Thankful for a quieter month person; here is my round-up for April as a coach, writer, and human being.
How far can you walk in 20 minutes?
I have decided to try and find out by taking daily walks around my local neighbourhood. Because as lovely as it would be to make the short drive to the beach, I cannot manage this every day. But I can find circular routes within twenty- minutes of my front door.
My philosophy is something is better than nothing; if I miss one day, it’s not the end of the world. I can pick up again the following day and won’t allow myself to miss two days in a row.
Whatever the weather, my constitutional is now part of my day. I need the discipline of daily practice, and a brisk twenty-minute walk is something I can fit into my lunch break. It lifts my mood, clears my head, and recharges me for the afternoon. I may not live in the most picturesque of places, but nature still has a way of showing up when you are on foot.
It’s the daily practice making a difference for me, so I’m curious what are you doing every day to promote your health and well-being?
Compassionate curiosity might be perfect right now.
I am naturally curious, forever asking questions about one thing or the other and then setting off to find the answers.
- What is it like to do a stand-up comedy routine? – I have already tried two courses and still might go for a third.
- How can I improve my writing? – this led to a two-year life-writing course when I was struggling with life in general. I almost didn’t return for the second week, but I am so glad I did. It got me started on my collection of stories.
- What is it like to work as a personal carer? – six months was eye-opening and heightened my respect for this profession. All done in memory of my mum and her amazing carer.
- How can #Chatgpt support me? – I’ve signed up, using it for research, experimenting with questions and treating it as a thinking partner.
- What is happening in the world of work right now? – I have plans for exploring this one. I want to try something different and push myself. It might take a while, but I will get there.
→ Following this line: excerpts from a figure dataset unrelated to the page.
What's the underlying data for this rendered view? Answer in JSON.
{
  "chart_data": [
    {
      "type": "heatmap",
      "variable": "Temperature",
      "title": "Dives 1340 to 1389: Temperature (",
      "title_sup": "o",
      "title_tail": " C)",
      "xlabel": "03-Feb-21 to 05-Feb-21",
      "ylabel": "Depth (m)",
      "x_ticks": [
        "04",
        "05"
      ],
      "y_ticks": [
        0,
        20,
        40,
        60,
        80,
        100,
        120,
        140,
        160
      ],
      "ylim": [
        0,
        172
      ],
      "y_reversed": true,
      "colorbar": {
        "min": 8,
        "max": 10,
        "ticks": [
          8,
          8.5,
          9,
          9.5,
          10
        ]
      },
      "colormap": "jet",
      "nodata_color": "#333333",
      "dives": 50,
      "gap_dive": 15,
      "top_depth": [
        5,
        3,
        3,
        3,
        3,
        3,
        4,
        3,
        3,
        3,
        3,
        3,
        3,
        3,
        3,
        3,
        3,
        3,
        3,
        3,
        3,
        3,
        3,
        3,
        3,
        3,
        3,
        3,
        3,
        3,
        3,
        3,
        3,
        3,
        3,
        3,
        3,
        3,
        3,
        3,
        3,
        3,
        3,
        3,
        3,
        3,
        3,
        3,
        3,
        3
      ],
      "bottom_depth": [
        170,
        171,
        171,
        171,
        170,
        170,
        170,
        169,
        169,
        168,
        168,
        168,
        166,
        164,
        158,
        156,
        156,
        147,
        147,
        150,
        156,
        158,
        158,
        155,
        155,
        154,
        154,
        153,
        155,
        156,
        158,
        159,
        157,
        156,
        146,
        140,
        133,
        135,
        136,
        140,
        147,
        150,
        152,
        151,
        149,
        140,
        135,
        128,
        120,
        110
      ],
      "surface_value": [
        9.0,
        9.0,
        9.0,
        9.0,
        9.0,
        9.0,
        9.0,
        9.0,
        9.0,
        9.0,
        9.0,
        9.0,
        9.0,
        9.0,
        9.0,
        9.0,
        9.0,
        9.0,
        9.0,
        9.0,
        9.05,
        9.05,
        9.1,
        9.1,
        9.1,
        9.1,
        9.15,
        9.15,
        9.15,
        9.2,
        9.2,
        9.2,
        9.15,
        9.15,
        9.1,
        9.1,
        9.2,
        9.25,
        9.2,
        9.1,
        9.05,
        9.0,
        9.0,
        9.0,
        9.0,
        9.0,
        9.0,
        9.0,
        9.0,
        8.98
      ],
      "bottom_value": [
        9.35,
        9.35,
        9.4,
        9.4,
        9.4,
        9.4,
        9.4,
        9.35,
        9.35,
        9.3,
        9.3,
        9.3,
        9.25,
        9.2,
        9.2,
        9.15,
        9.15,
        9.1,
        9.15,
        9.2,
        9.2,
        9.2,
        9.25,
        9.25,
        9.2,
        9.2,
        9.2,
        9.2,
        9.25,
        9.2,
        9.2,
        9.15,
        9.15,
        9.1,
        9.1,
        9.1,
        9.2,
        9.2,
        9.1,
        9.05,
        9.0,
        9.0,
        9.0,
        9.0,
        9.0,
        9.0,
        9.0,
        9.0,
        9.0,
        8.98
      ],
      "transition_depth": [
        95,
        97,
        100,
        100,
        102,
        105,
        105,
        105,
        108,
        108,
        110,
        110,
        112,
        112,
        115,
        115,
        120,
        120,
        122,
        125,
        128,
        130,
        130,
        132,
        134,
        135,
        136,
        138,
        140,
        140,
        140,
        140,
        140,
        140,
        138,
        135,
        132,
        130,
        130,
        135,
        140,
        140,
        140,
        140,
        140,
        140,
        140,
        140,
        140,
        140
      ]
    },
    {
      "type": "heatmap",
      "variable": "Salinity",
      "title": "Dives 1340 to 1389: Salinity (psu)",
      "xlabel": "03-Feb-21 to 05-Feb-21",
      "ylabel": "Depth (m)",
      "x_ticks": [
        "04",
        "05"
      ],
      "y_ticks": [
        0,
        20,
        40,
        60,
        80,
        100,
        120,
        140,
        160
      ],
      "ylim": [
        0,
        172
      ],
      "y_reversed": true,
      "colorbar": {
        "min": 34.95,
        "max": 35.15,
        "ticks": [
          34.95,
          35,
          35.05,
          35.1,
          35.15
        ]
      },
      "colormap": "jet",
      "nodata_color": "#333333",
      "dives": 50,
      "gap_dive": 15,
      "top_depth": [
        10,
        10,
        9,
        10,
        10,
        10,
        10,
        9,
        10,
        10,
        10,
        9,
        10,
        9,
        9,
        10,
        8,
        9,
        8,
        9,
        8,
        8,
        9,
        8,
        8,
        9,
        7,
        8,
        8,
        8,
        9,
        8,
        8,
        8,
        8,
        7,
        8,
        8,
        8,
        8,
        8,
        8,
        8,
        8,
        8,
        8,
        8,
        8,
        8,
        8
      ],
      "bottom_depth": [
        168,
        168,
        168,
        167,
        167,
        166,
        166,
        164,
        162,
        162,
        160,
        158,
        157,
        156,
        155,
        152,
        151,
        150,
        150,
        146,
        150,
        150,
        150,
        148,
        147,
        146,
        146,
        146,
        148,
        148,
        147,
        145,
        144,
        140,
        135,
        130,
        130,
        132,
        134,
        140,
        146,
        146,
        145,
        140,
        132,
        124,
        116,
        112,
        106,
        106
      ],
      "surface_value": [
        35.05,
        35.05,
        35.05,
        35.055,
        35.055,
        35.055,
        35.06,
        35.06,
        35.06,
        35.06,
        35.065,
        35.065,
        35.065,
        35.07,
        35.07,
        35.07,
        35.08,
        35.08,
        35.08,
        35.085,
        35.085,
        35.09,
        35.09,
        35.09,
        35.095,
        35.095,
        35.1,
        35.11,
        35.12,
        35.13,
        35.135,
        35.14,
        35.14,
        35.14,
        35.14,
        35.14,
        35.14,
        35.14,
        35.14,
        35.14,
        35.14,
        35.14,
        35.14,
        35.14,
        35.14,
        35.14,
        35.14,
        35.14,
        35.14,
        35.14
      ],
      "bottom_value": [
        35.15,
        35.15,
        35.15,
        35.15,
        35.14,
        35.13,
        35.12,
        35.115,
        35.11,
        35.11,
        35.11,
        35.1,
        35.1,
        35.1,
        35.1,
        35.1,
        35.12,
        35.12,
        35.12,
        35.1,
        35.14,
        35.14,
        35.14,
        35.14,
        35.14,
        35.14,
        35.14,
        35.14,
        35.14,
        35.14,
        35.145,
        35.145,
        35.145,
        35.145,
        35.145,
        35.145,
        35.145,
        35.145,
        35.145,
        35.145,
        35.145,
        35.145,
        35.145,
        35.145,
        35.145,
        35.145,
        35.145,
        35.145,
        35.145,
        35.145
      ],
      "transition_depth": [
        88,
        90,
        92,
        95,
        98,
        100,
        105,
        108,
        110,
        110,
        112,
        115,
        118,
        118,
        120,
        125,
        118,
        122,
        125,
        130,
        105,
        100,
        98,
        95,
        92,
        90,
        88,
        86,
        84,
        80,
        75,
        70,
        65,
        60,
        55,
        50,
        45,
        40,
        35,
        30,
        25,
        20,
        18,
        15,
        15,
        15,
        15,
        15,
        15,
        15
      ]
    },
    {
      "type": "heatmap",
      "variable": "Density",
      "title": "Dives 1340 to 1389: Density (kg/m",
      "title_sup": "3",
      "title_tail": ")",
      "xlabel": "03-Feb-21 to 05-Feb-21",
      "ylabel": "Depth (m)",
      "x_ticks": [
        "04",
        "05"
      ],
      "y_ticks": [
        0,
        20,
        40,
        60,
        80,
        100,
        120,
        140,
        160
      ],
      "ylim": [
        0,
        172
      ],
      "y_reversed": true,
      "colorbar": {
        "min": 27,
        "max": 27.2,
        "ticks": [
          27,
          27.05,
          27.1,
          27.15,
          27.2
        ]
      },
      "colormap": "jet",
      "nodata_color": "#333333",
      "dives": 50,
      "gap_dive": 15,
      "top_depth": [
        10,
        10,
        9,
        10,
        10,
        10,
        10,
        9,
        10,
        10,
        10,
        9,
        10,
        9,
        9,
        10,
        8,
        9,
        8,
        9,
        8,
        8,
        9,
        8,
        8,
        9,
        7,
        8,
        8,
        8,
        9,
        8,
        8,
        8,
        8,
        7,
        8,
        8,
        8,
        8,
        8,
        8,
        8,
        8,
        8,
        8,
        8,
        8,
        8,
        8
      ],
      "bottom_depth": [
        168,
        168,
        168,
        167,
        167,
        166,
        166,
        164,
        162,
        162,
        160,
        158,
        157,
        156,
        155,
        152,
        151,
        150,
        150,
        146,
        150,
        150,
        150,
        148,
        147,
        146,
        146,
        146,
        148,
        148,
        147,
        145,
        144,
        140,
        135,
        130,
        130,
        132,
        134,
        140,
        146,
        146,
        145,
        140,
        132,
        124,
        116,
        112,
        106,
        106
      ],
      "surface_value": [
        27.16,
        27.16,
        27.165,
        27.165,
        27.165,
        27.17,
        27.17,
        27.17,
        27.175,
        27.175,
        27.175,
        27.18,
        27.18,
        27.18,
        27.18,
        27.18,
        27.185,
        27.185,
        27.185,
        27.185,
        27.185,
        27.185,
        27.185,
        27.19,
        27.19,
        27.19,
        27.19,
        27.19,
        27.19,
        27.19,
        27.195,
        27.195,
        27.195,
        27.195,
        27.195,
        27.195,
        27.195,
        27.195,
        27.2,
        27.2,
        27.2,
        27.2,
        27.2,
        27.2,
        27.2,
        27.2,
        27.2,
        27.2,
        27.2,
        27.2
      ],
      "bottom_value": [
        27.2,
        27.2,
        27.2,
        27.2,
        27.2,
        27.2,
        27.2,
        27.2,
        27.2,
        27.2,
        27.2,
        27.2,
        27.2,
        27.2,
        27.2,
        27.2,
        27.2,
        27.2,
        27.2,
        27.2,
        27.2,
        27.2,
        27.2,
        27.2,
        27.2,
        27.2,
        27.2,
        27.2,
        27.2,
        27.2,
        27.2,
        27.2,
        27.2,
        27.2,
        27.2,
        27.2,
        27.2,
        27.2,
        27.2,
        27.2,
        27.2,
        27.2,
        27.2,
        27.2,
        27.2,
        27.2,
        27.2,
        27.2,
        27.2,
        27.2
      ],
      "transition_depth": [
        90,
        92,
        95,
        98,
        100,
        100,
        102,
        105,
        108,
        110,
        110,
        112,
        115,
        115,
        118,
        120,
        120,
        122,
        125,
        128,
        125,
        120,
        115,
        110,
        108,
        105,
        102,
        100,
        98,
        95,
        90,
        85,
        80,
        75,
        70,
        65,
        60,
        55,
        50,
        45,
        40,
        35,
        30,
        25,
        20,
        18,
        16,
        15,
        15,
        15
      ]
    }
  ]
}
And as the years pass, I have learnt to ask questions of myself and others with increasing compassion.
So, where might your curiosity lead you?
Et tu, Brute?
A few weekends ago, I was delighted to see an all-female production of Julius Caesar. I was mesmerised by the whole thing, the staging, the make-up, the costumes – not a single toga in sight and the powerful performances of the final-year students at IC Theatre Brighton.
They all committed completely to their craft; it was easy to imagine we were back in Ancient Rome. The play then finished with a surprisingly haunting rendition of, ‘The answer, my friend, is blowin’ in the wind.’
I have no idea what the future holds for these young women, but I hope they continue to show up as powerfully and impressively as they did in Julius Caesar.
When I see young people stepping into their own, I can’t help but feel more hopeful for the future.
Pushing the reset button.
This is what I have learnt to do with my LinkedIn posts. Because in some weeks, they attract likes, comments, and a reasonable number of views; in others, it is like tumbleweed rolling across an empty stage – they barely attract a ripple.
Rather than dwell too long, and worry about what happened the previous week, I reset. I remind myself that I am starting from scratch with a clean slate, with no expectations. With this attitude, I find writing, posting, and then letting it go much easier.
And I leave it for a good few hours before checking my stats. If the numbers are low, then maybe they will pick up, or perhaps I haven’t quite hit the mark, or maybe the timing is wrong – but there is always next week.
So, what helps you to keep posting on LinkedIn?